O sr. tem alguma hipótese de como poderia ser?
Honorato - Acho que vai acabar misturando um elemento cíclico - se a economia cresce faz um pouco mais de superávit e vice-versa -e provavelmente um elemento de aumento de carga tributária. Acho muito difícil o País escapar disso se o teto foi revisado. Se o teto não for revisado a gente provavelmente não precisa aumentar a carga tributária.
Qual a sua expectativa de crescimento econômico de 2023 em diante?
Honorato - O Brasil precisa desesperadamente crescer.

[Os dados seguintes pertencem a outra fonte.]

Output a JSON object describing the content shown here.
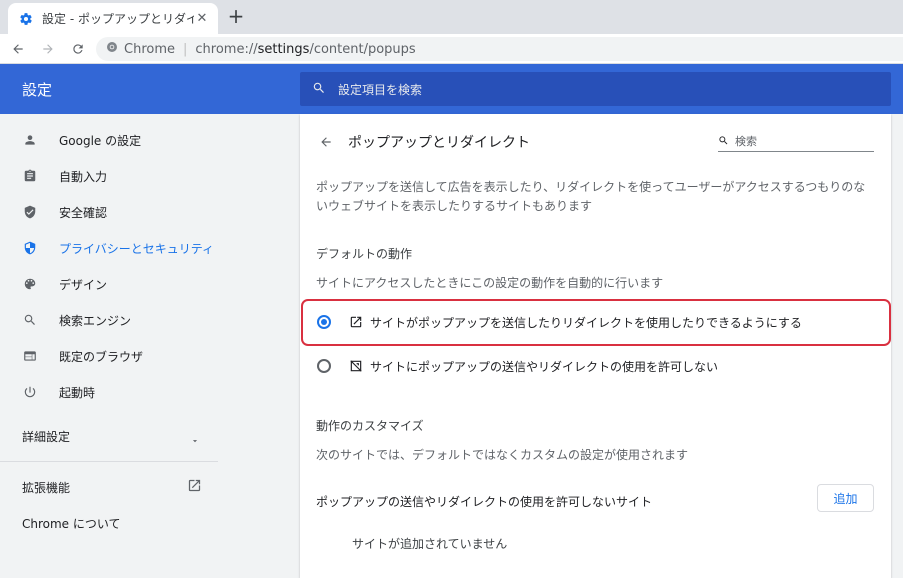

O que me angustia é que, em crescimento, estamos perdendo tração ante o mundo. Sempre crescemos menos que o mundo, mas essa defasagem está aumentando. Política de crescimento, e estou chovendo no molhado, é boa reforma tributária, reforma administrativa, abertura comercial, inserção internacional, regras de estímulo em inovação e tecnologia da indústria 4.0, não estou falando em dinheiro público, mas em regras e ambiente de negócios. A eficiência na educação. Eu sou otimista com o Brasil, aos trancos e barrancos viemos fazendo reformas. Fizemos a reforma da Previdência, a mudança do BNDES - a TLP - , o marco do saneamento, a reforma trabalhista, a autonomia do Banco Central. O próximo presidente vai se beneficiar dessas reformas e deveria construir em cima delas. Mas vai ter que prosseguir nas reformas.
Esta entrevista foi publicada pelo Broadcast em 4/3/2022, sexta-feira. Nesta versão há um pequeno acréscimo.